言葉のやり取りだけを見りゃ、ちゃんとしっかり調べてるように見えるが、実際は……。
「終夜君終夜君!」
帆乃花は犬耳しっぽブンッブンッと振り回してそうなくらいに無邪気に俺に抱き着いて。
「終夜、次はあそこを」
パイセンは事ある毎に、手を伸ばし、服の裾とか引っ張ってくる。
(アピールが、アピールが強い……!)
昨日の告白イベントを経て、二人の俺に対する好意攻勢が露骨に強くなっていた。
もともとワンコアタッカーな帆乃花はともかく、パイセンが開き直ってるのか帆乃花並の積極性で来るのがヤバい。こっちに対応する引き出しがない。
「終夜君終夜君。
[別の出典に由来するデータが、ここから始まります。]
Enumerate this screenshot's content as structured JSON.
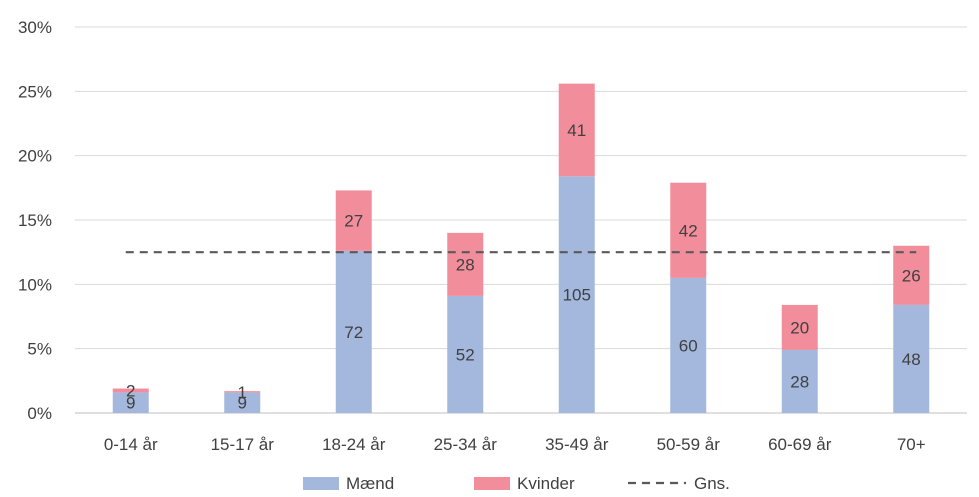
{
  "chart_data": {
    "type": "bar",
    "stacked": true,
    "categories": [
      "0-14 år",
      "15-17 år",
      "18-24 år",
      "25-34 år",
      "35-49 år",
      "50-59 år",
      "60-69 år",
      "70+"
    ],
    "series": [
      {
        "name": "Mænd",
        "color": "#a3b8dc",
        "values_percent": [
          1.6,
          1.6,
          12.6,
          9.1,
          18.4,
          10.5,
          4.9,
          8.4
        ],
        "labels": [
          "9",
          "9",
          "72",
          "52",
          "105",
          "60",
          "28",
          "48"
        ]
      },
      {
        "name": "Kvinder",
        "color": "#f28e9c",
        "values_percent": [
          0.3,
          0.1,
          4.7,
          4.9,
          7.2,
          7.4,
          3.5,
          4.6
        ],
        "labels": [
          "2",
          "1",
          "27",
          "28",
          "41",
          "42",
          "20",
          "26"
        ]
      }
    ],
    "average_line": {
      "name": "Gns.",
      "value_percent": 12.5,
      "color": "#595959",
      "style": "dashed"
    },
    "y_ticks": [
      "0%",
      "5%",
      "10%",
      "15%",
      "20%",
      "25%",
      "30%"
    ],
    "ylim": [
      0,
      30
    ],
    "grid": true,
    "legend": "bottom"
  }
}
今日の調査が一区切りついたら、クレープ食べに行こっ!」
「わ、私も……! 私も連れて行きなさい……!」
「ええー?」
「あなたたちを二人きりにする理由が私にはないのよ。それに、決定権は終夜にあるのだから、彼次第よ?」
「そもそも宗教上の理由でそれを断るのは……」
「「それはダメ」」
「はい」
競ってるんだか仲がいいんだか、ところどころで息ぴったりの帆乃花と巡パイセンである。
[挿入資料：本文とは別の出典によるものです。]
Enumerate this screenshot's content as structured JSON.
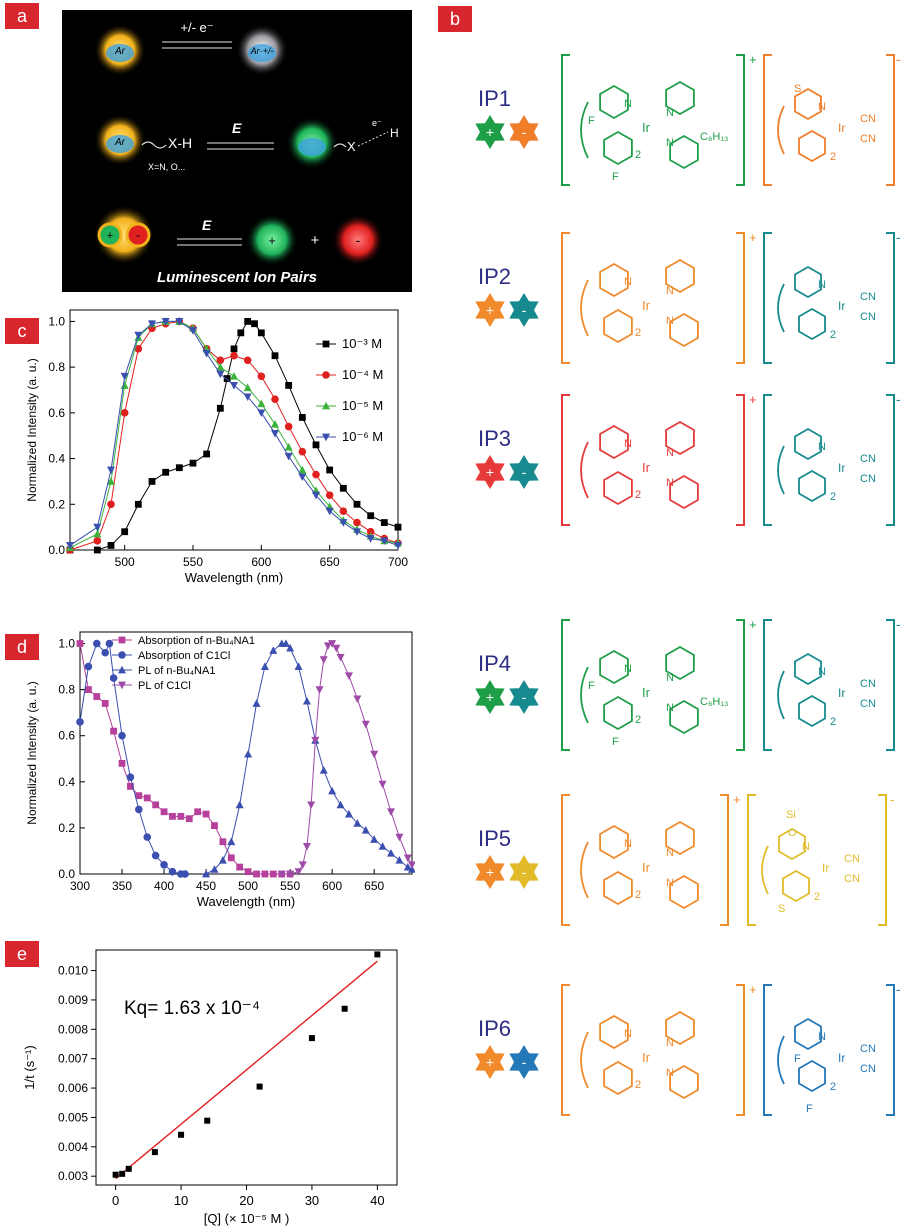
{
  "panels": {
    "a": {
      "label": "a"
    },
    "b": {
      "label": "b"
    },
    "c": {
      "label": "c"
    },
    "d": {
      "label": "d"
    },
    "e": {
      "label": "e"
    }
  },
  "panel_a": {
    "ar_label": "Ar",
    "ar_ion_label": "Ar·+/-",
    "arrow1_label": "+/- e⁻",
    "xh_label": "X-H",
    "xn_label": "X=N, O...",
    "e_label": "E",
    "x_label": "X",
    "h_label": "H",
    "e_minus": "e⁻",
    "plus_sign": "+",
    "minus_sign": "-",
    "title": "Luminescent Ion Pairs",
    "colors": {
      "background": "#000000",
      "yellow": "#f2b21c",
      "green": "#1fb35a",
      "red": "#e0201f"
    }
  },
  "ion_pairs": [
    {
      "name": "IP1",
      "cation_color": "#1f9e48",
      "anion_color": "#f07d2a"
    },
    {
      "name": "IP2",
      "cation_color": "#f08a2b",
      "anion_color": "#168a8e"
    },
    {
      "name": "IP3",
      "cation_color": "#e63a3a",
      "anion_color": "#168a8e"
    },
    {
      "name": "IP4",
      "cation_color": "#1f9e48",
      "anion_color": "#168a8e"
    },
    {
      "name": "IP5",
      "cation_color": "#f08a2b",
      "anion_color": "#e2bb2a"
    },
    {
      "name": "IP6",
      "cation_color": "#f08a2b",
      "anion_color": "#2478b8"
    }
  ],
  "chem": {
    "ir": "Ir",
    "cn": "CN",
    "n": "N",
    "s": "S",
    "f": "F",
    "o": "O",
    "si": "Si",
    "c6h13": "C₆H₁₃",
    "sub2": "2",
    "plus": "+",
    "minus": "-"
  },
  "chart_data": [
    {
      "id": "c",
      "type": "line",
      "xlabel": "Wavelength (nm)",
      "ylabel": "Normalized Intensity (a. u.)",
      "xlim": [
        460,
        700
      ],
      "ylim": [
        0,
        1.05
      ],
      "xticks": [
        500,
        550,
        600,
        650,
        700
      ],
      "yticks": [
        0.0,
        0.2,
        0.4,
        0.6,
        0.8,
        1.0
      ],
      "ytick_labels": [
        "0.0",
        "0.2",
        "0.4",
        "0.6",
        "0.8",
        "1.0"
      ],
      "legend_position": "top-right",
      "series": [
        {
          "name": "10⁻³ M",
          "color": "#000000",
          "marker": "square",
          "x": [
            460,
            480,
            490,
            500,
            510,
            520,
            530,
            540,
            550,
            560,
            570,
            575,
            580,
            585,
            590,
            595,
            600,
            610,
            620,
            630,
            640,
            650,
            660,
            670,
            680,
            690,
            700
          ],
          "y": [
            0.0,
            0.0,
            0.02,
            0.08,
            0.2,
            0.3,
            0.34,
            0.36,
            0.38,
            0.42,
            0.62,
            0.75,
            0.88,
            0.95,
            1.0,
            0.99,
            0.95,
            0.85,
            0.72,
            0.58,
            0.46,
            0.35,
            0.27,
            0.2,
            0.15,
            0.12,
            0.1
          ]
        },
        {
          "name": "10⁻⁴ M",
          "color": "#e0201f",
          "marker": "circle",
          "x": [
            460,
            480,
            490,
            500,
            510,
            520,
            530,
            540,
            550,
            560,
            570,
            580,
            590,
            600,
            610,
            620,
            630,
            640,
            650,
            660,
            670,
            680,
            690,
            700
          ],
          "y": [
            0.0,
            0.04,
            0.2,
            0.6,
            0.88,
            0.97,
            0.99,
            1.0,
            0.97,
            0.88,
            0.83,
            0.85,
            0.83,
            0.76,
            0.66,
            0.54,
            0.43,
            0.33,
            0.24,
            0.17,
            0.12,
            0.08,
            0.05,
            0.03
          ]
        },
        {
          "name": "10⁻⁵ M",
          "color": "#3bb33b",
          "marker": "triangle-up",
          "x": [
            460,
            480,
            490,
            500,
            510,
            520,
            530,
            540,
            550,
            560,
            570,
            580,
            590,
            600,
            610,
            620,
            630,
            640,
            650,
            660,
            670,
            680,
            690,
            700
          ],
          "y": [
            0.01,
            0.07,
            0.3,
            0.72,
            0.93,
            0.99,
            1.0,
            1.0,
            0.97,
            0.88,
            0.8,
            0.76,
            0.71,
            0.64,
            0.55,
            0.45,
            0.35,
            0.26,
            0.19,
            0.13,
            0.09,
            0.06,
            0.04,
            0.03
          ]
        },
        {
          "name": "10⁻⁶ M",
          "color": "#3a4fb0",
          "marker": "triangle-down",
          "x": [
            460,
            480,
            490,
            500,
            510,
            520,
            530,
            540,
            550,
            560,
            570,
            580,
            590,
            600,
            610,
            620,
            630,
            640,
            650,
            660,
            670,
            680,
            690,
            700
          ],
          "y": [
            0.02,
            0.1,
            0.35,
            0.76,
            0.94,
            0.99,
            1.0,
            1.0,
            0.96,
            0.86,
            0.77,
            0.72,
            0.67,
            0.6,
            0.51,
            0.41,
            0.32,
            0.24,
            0.17,
            0.12,
            0.08,
            0.05,
            0.04,
            0.02
          ]
        }
      ]
    },
    {
      "id": "d",
      "type": "line",
      "xlabel": "Wavelength (nm)",
      "ylabel": "Normalized Intensity (a. u.)",
      "xlim": [
        300,
        695
      ],
      "ylim": [
        0,
        1.05
      ],
      "xticks": [
        300,
        350,
        400,
        450,
        500,
        550,
        600,
        650
      ],
      "yticks": [
        0.0,
        0.2,
        0.4,
        0.6,
        0.8,
        1.0
      ],
      "ytick_labels": [
        "0.0",
        "0.2",
        "0.4",
        "0.6",
        "0.8",
        "1.0"
      ],
      "legend_position": "top-left",
      "series": [
        {
          "name": "Absorption of n-Bu₄NA1",
          "color": "#b6409b",
          "marker": "square",
          "x": [
            300,
            310,
            320,
            330,
            340,
            350,
            360,
            370,
            380,
            390,
            400,
            410,
            420,
            430,
            440,
            450,
            460,
            470,
            480,
            490,
            500,
            510,
            520,
            530,
            540,
            550
          ],
          "y": [
            1.0,
            0.8,
            0.77,
            0.74,
            0.62,
            0.48,
            0.38,
            0.34,
            0.33,
            0.3,
            0.27,
            0.25,
            0.25,
            0.24,
            0.27,
            0.26,
            0.21,
            0.14,
            0.07,
            0.03,
            0.01,
            0.0,
            0.0,
            0.0,
            0.0,
            0.0
          ]
        },
        {
          "name": "Absorption of C1Cl",
          "color": "#3a4fb0",
          "marker": "circle",
          "x": [
            300,
            310,
            320,
            330,
            335,
            340,
            350,
            360,
            370,
            380,
            390,
            400,
            410,
            420,
            425
          ],
          "y": [
            0.66,
            0.9,
            1.0,
            0.96,
            1.0,
            0.85,
            0.6,
            0.42,
            0.28,
            0.16,
            0.08,
            0.04,
            0.01,
            0.0,
            0.0
          ]
        },
        {
          "name": "PL of n-Bu₄NA1",
          "color": "#3a4fb0",
          "marker": "triangle-up",
          "x": [
            450,
            460,
            470,
            480,
            490,
            500,
            510,
            520,
            530,
            540,
            545,
            550,
            560,
            570,
            580,
            590,
            600,
            610,
            620,
            630,
            640,
            650,
            660,
            670,
            680,
            690,
            695
          ],
          "y": [
            0.0,
            0.02,
            0.06,
            0.14,
            0.3,
            0.52,
            0.74,
            0.9,
            0.97,
            1.0,
            1.0,
            0.98,
            0.9,
            0.75,
            0.58,
            0.45,
            0.36,
            0.3,
            0.26,
            0.22,
            0.19,
            0.15,
            0.12,
            0.09,
            0.06,
            0.03,
            0.02
          ]
        },
        {
          "name": "PL of C1Cl",
          "color": "#9e4aa8",
          "marker": "triangle-down",
          "x": [
            540,
            550,
            560,
            565,
            570,
            575,
            580,
            585,
            590,
            595,
            600,
            605,
            610,
            620,
            630,
            640,
            650,
            660,
            670,
            680,
            690,
            695
          ],
          "y": [
            0.0,
            0.0,
            0.01,
            0.04,
            0.12,
            0.3,
            0.58,
            0.8,
            0.93,
            0.99,
            1.0,
            0.98,
            0.94,
            0.86,
            0.76,
            0.65,
            0.52,
            0.39,
            0.27,
            0.16,
            0.07,
            0.04
          ]
        }
      ]
    },
    {
      "id": "e",
      "type": "scatter",
      "xlabel": "[Q] (× 10⁻⁵ M )",
      "ylabel": "1/t (s⁻¹)",
      "annotation": "Kq= 1.63 x 10⁻⁴",
      "xlim": [
        -3,
        43
      ],
      "ylim": [
        0.0027,
        0.0107
      ],
      "xticks": [
        0,
        10,
        20,
        30,
        40
      ],
      "yticks": [
        0.003,
        0.004,
        0.005,
        0.006,
        0.007,
        0.008,
        0.009,
        0.01
      ],
      "ytick_labels": [
        "0.003",
        "0.004",
        "0.005",
        "0.006",
        "0.007",
        "0.008",
        "0.009",
        "0.010"
      ],
      "points": {
        "x": [
          0,
          1,
          2,
          6,
          10,
          14,
          22,
          30,
          35,
          40
        ],
        "y": [
          0.00305,
          0.00308,
          0.00325,
          0.00382,
          0.00441,
          0.00489,
          0.00605,
          0.0077,
          0.0087,
          0.01055
        ]
      },
      "fit": {
        "x": [
          0,
          40
        ],
        "y": [
          0.00292,
          0.01032
        ],
        "color": "#e0201f"
      }
    }
  ]
}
俺のめばえちゃん一筋教の教えも、同じく俺一筋教の二人には通じない。
「もしもそれで断りたいのなら、あなたがこれからめばえをデートに誘うくらいはしてもらわないと」
「そーだそーだ」
「ぐっ」
放課後デート! 実際やりたい!! だが……!
(告白するって覚悟決めたら、なんかそういうの全部誘えなくなったんだよぉ!!)
すべての道は告白へ続く。
何かを仕掛けたらそのまま告白まで持って行かなきゃいけないような、そういう気持ち。
一歩進めば全部変わってしまいそうな、そういう漠然とした予感があって。
「……誘いに行っちゃう?」
「……行くの?」
「……………………行けねぇ、です、はい」
「「イェーイ!」」
二人と出掛けることが決定すれば、仲良くハイタッチする帆乃花たち。
恋のライバルのはずなのに、前よりさらに絆が深まっているように俺には見えた。
「あらあらまあまあ、これはすごいことになっておりますわね?」
「お嬢様。あれが緩やかな修羅場にございます」
「げっ」
変に目立ってしまったからか、通りすがりの天常さん主従に発見される。
「その様子ですと、恋の鞘当ては続行といったところでして?」
「うん、そうだよ」
ギュッ。
「……えぇ」
ギュッ。
「あらあらまあまあこーれはお可愛いことでしてよー!! オーッホッホッホ!」
見せつけるように再び俺の両腕がロックされ、それを見た天常さんが高笑い。
そうなったらもう、当然のように……。
「なっ! く、黒木! それは一体どういう状況だ!!」
次々と。
「カーッ、見なってタケぽん! あれがリア充って奴だよ!」
「黒木ほどの筋肉の持ち主だ。さもありなん」
「この情報、さすがに世間に公表はできないと思うけど……バレるのも早そうだねー?」
次々と。
「It’s amaizing!」
「見て見てダーリン。まぁやたちも負けてられないね☆」
「……黒木先輩。式には呼んでくれよな!」
「まー、ようやっと段階が進んだって感じッスかねぇ?」
次々とバレていった。
「節度は守ってね? 僕から言えるのはそれだけだから」
今までのあらゆる感情が込められたアルカイックスマイルでそう宣った六牧司令の満足げな顔が見える頃には、帆乃花と巡パイセンの想いは公然の秘密レベルで共有されて。
「えへへぇ……ちょっと照れるね」
「あら、もうここまで来たらなるようになれとしか思わないわ」
痕跡探しの調査一日目は。
実質、二人の“黒木終夜狙ってます宣言お披露目の日”になった。
「安心なさい。こういうアタックは今日だけよ。あなたの本命が部屋にこもってるのだって、ちゃんと確認済だから」
「その代わり、目立たない形でこれからは容赦なくいくからね? 覚悟、決めててねっ!」
恋愛における、ちゃんと告白だってした俺の大先輩方は。
「もちろん、調査もちゃんとやるわよ。明日からもよろしくお願いするわね?」
「世界を上から目線で操る奴なんて、とっとと見つけてやっつけちゃおうね!」
「……Oh」
今やすべてにおいて、俺の一歩も二歩も先を行っているように感じられるのだった。
恋愛技能レベルとかあったら、誰がレベル高めだろうか。なお現在の終夜を1とする。